Andrew Lee Creech somewhat punctures the Lewis and Clark mythos with Journey West!, a fitfully entertaining musical from Copious Love, directed by Linnea Ingalls and backed by some nifty solo piano playing by Evan Barrett, who co-wrote the music.
The musical isn’t a genre particularly suited to narrative nuance, so Creech goes the other way, portraying Meriwether Lewis (Jeremy Behrens) as a callously gleeful striver and William Clark (Jordan Moeller) as a drunken idiot. Nevertheless, they get the benefit of the doubt at every turn.
“When you’re male and pale, you simply cannot fail!” they belt out, alongside Thomas Jefferson, played by Matt Dela Cruz with a leering extravagance.
Unsurprisingly, reality is more complicated. Lewis and Clark weren’t exactly lionized during their lifetimes, failing to publish their journals until nearly a decade after their Westward expedition—by this point, Lewis was dead, likely by his own hand.
In Journey West!, Lewis and Clark do essentially nothing worthwhile themselves, co-opting the journals of one fellow traveler and the maps of another as their own and blaming anyone else for their consistently poor decisions. It’s not like there aren’t real reasons to criticize the pair (Lewis’ killing of a Blackfoot Indian goes unmentioned, for instance), but the show is more interested in pointed exaggerations, like having Clark literally kidnap Sacagawea’s (Nikki Suyama) son.
Whenever the going gets rough, Lewis and Clark pump themselves up with the mantra that history will remember them—and no one else. It’s a funny line, even in repeated uses, but it’s also kind of a misplaced dig, given the inextricable association the duo has with Sacagawea.

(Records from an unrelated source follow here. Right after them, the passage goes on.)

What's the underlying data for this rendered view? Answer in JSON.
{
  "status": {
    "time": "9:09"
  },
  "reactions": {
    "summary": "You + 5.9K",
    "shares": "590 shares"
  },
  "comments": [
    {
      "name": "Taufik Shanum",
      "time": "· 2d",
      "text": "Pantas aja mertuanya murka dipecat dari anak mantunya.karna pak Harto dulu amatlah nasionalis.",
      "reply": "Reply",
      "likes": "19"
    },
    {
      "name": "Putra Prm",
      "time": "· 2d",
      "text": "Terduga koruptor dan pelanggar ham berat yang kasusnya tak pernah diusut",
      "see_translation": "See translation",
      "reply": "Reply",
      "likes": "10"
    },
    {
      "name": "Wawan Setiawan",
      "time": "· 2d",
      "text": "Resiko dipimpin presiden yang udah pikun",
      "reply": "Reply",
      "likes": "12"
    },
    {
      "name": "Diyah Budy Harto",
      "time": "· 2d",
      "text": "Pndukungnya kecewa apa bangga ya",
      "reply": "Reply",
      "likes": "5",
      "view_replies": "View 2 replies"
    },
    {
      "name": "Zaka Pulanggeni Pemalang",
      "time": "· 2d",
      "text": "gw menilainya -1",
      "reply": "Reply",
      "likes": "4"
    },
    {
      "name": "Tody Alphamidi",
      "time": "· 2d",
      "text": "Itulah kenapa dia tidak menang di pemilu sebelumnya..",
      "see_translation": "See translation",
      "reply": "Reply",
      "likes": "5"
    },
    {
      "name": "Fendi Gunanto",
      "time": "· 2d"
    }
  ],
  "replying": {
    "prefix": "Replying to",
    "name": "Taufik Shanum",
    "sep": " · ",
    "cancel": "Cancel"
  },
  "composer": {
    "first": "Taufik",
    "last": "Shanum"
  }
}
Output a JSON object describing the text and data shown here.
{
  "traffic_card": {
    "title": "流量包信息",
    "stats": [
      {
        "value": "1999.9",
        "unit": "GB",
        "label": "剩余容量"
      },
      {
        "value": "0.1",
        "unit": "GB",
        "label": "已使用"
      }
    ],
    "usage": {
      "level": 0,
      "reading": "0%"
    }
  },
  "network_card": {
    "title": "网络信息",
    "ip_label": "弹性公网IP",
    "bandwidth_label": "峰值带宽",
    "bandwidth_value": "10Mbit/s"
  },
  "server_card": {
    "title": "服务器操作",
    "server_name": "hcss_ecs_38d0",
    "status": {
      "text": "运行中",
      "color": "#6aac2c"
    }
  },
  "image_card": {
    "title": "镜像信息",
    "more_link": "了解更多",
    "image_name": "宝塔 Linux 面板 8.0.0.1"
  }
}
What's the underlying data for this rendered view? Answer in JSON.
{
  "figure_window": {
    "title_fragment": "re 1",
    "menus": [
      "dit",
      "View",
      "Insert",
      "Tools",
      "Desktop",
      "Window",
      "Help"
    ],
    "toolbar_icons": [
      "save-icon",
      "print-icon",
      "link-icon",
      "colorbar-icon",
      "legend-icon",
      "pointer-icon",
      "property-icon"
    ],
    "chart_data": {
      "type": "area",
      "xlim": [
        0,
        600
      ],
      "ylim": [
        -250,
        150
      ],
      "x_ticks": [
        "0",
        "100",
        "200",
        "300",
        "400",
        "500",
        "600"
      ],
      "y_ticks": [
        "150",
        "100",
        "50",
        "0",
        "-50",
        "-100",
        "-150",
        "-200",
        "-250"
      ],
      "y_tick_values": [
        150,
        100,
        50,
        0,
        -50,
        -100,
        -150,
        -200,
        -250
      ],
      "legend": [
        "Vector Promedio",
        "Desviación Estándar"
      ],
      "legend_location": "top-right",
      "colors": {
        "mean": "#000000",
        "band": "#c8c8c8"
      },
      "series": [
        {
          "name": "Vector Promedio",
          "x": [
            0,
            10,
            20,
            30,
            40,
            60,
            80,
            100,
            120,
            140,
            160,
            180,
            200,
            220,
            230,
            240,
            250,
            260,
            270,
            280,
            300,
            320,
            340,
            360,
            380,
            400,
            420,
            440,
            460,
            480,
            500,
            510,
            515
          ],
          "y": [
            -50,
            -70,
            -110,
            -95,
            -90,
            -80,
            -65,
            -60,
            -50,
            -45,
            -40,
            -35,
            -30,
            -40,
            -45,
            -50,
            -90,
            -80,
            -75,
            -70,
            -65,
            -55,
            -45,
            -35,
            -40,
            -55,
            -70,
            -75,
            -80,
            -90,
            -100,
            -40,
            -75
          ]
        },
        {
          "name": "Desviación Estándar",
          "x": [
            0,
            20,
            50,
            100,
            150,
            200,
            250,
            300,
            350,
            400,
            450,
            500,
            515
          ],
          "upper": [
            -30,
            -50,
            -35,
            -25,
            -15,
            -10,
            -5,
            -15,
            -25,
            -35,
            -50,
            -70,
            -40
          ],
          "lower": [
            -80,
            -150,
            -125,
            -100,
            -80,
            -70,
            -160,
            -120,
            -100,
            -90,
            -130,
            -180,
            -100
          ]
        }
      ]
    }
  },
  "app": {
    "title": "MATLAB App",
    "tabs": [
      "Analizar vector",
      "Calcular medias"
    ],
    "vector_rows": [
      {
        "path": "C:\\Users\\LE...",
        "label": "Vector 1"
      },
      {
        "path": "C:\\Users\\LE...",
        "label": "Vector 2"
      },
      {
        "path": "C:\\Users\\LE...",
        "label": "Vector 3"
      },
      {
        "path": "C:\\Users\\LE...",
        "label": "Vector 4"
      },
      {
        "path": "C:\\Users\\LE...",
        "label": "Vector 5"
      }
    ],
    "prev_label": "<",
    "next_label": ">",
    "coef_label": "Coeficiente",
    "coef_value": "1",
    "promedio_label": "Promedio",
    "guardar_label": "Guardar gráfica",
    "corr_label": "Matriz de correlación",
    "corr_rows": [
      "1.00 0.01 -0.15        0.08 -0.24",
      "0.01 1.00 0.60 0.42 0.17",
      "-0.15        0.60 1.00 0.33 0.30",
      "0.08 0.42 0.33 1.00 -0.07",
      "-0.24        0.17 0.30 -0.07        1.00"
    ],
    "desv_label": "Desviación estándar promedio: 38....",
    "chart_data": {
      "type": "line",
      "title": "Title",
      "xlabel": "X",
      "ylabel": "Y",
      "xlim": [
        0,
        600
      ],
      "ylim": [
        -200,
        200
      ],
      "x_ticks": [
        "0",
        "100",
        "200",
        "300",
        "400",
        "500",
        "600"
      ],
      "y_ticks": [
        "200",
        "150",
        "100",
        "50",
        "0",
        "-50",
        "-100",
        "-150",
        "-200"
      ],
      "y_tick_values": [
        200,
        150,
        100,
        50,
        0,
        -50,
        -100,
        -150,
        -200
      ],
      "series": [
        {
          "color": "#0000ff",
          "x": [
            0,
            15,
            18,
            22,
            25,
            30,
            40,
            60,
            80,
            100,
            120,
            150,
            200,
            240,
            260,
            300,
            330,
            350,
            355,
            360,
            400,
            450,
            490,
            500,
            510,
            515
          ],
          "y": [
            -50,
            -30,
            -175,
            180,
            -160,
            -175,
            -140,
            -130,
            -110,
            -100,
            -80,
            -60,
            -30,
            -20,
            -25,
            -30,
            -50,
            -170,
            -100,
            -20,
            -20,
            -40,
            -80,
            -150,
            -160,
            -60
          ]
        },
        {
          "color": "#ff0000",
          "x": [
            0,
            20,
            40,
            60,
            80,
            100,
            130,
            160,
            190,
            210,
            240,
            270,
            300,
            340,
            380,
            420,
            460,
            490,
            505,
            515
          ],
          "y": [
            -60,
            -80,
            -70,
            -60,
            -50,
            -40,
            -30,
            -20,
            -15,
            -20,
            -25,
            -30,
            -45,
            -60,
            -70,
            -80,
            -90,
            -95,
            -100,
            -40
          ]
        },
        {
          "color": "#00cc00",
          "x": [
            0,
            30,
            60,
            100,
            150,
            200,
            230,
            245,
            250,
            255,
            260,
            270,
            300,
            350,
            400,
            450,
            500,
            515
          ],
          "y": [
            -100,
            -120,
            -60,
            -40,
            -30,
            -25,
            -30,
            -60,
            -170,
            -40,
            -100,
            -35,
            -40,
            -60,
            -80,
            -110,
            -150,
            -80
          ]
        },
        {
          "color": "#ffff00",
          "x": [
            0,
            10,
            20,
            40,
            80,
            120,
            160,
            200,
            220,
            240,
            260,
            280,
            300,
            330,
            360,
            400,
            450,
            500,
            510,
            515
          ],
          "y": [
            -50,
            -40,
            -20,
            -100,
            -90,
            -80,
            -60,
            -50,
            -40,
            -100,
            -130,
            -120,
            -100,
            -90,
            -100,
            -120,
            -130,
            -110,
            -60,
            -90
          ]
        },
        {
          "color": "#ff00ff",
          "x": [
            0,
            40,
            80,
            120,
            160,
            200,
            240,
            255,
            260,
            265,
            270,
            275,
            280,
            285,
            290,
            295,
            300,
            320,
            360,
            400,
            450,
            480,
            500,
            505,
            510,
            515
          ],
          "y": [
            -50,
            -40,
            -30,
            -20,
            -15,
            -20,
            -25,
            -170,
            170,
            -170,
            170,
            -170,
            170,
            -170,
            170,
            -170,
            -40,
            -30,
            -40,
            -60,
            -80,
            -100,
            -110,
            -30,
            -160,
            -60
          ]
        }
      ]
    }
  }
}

This fast-and-loose approach plays well in the show’s more broadly comic moments: the meta opening number “Plucky Adventure Song,” a silhouetted birth of Sacagawea’s baby aided by rattlesnake-tail supplements (this really happened), Lewis’ bad mushroom trip where he’s visited by Sasquatch and “American fuckin’ folk legend” Daniel Boone (Sarah Rose Nottingham, with a hideously awesome painted orange beard). Creech’s sense of humor veers from the surreal to the deeply corny—a pun about things getting “rocky” at a Midwestern mountain range is not the show’s most groan-worthy.
Unfortunately, this show also has a predilection for seriousness. Josephine (Kat Schelonka), who with her sister Ruby (Varsha Raghavan) poses as a man to land a spot in the expedition, has a cloyingly plaintive ballad (“A Proper Seam”) and a misjudged Hamilton-esque rap in “The Way Things Are.” Act one closes with a darkly contrapuntal medley, “Nothing Else Matters.” The show’s book feels too frivolous to support these kinds of numbers.
It’s also a little odd that the biggest beneficiaries of Lewis and Clark’s diminished narrative importance are the fictional Josephine and Ruby, rather than the real-life Sacagawea and York (Antwan Crawford), Clark’s longtime slave. Sacagawea does offer some timely advice, but her character is mostly treated as the mystical, unknowable creature history has ensconced her as, and York is most often around to look incredulously at the two incompetent white dudes. (Crawford’s soul-inflected numbers are a nice addition though.)
Journey West! has a solid concept and its cast has enough engaging performers to keep things diverting, but it’s a better show the freer it gets from genre convention and narrative sensibility. It feels like there’s a wilder, more biting show lurking in the shell of this one, just waiting to burst out.
Journey West! runs through June 23 at Theatre Off Jackson.